Sœur Marie-Raphaël
Nous avons lu hier le récit de la mort de Moïse.
Aujourd’hui, avec Josué, son successeur, nous franchissons le Jourdain, nous
entrons dans cette terre promise, tant de fois décrite par Dieu à Abraham et les
siens… Ce ne sera peut-être pas si simple que cela ! Jésus aussi nous
parle d’une terre promise…
Résonances
Du livre de Josué, la liturgie ne propose que trois
extraits : le passage du Jourdain, qui marque l’entrée en terre promise
(chapitre 3), puis l’assemblée de Sichem avec le renouvellement de l’alliance,
à la fin du livre, juste avant la mort de Josué (chapitre 24, fin du livre).
Entre les deux : le récit d’une conquête :
beaucoup d’invraisemblances historiques, beaucoup de violences qui, prises à la
lettre, justifient les pires attitudes nationalistes, jusqu’à des génocides.
Livre insupportable. Rejet de ce Dieu-là.
Il ne s’agit pas d’un récit historique ! Ce qui
est en jeu, c’est l’avenir de l’Alliance. Aujourd’hui, nous voyons l’importance
de l’arche d’alliance dans le passage du Jourdain.

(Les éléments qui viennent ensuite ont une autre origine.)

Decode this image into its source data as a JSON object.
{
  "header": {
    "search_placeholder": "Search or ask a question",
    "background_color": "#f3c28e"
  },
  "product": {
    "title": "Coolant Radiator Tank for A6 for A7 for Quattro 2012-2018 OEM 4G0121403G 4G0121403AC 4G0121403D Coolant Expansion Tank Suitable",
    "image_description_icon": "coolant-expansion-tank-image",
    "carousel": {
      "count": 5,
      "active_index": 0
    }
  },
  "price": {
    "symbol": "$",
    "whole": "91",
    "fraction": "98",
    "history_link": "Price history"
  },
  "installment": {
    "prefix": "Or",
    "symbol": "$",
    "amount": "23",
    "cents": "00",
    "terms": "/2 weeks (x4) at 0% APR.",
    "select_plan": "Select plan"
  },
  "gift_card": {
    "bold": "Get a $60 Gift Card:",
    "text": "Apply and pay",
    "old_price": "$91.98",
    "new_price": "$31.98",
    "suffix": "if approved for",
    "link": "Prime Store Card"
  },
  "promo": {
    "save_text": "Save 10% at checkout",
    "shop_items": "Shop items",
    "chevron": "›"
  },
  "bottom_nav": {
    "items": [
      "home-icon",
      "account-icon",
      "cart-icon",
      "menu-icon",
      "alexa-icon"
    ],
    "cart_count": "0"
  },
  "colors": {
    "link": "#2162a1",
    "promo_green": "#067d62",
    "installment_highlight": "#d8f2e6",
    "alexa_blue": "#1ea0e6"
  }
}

Beaucoup de choses s’éclairent quand on part de
l’hypothèse que ce livre est une relecture de l’histoire faite par un groupe de
scribes exilés (2ème moitié 6ème siècle), à un moment où
la terre a de nouveau été perdue ! On cherche à expliquer, a posteriori,
pourquoi après l’avoir gagnée, on l’a de nouveau perdue ! Théologie
deutéronomiste.
Le livre de Josué insiste sur quelque chose de
paradoxal : la terre promise est donnée, et en même temps il faut
la conquérir. Cf Titre d’un livre : « le don d’une
conquête ». Et la conquête – présentée comme un combat – consiste à
laisser toute la place à Dieu, à se laisser guider par Dieu, à demeurer fidèle
à sa Loi. Josué, au début du livre, est présenté comme celui qui médite jour et
nuit la Loi du Seigneur.
Jésus ne parle pas de la terre promise, mais du
Royaume des Cieux. Il y a ce même paradoxe : le Royaume des Cieux est à la
fois donné et à recevoir. Chez Matthieu, Jésus fait cinq discours et chacun de
ces discours parle, à sa manière, du Royaume des Cieux. Nous sommes dans le 4ème
discours : discours sur l’église,
sur les relations communautaires dans le Royaume. Deux grands thèmes :
l’attention aux plus petits et le pardon. Le pardon donné et le pardon
reçu : c’est une des clés du Royaume. La parabole étrange qui nous est
racontée aujourd’hui nous donne matière à méditer. Il semble que, dans la
complexité des relations humaines, le pardon soit la chose la plus compliquée,
tant à donner qu’à recevoir. Parce que la fameuse dette est parfois bien plus
qu’une dette, une blessure profonde et définitive. Je pense que cette parabole
est inachevée. Jésus nous invite, chacun pour notre part, à en écrire la suite.
Prière
Seigneur Jésus, tu nous invites à franchir le Jourdain
pour entrer résolument dans la logique du Royaume des Cieux. L’arche de
l’alliance qui ouvre les eaux du fleuve, c’est ta présence au milieu de nous.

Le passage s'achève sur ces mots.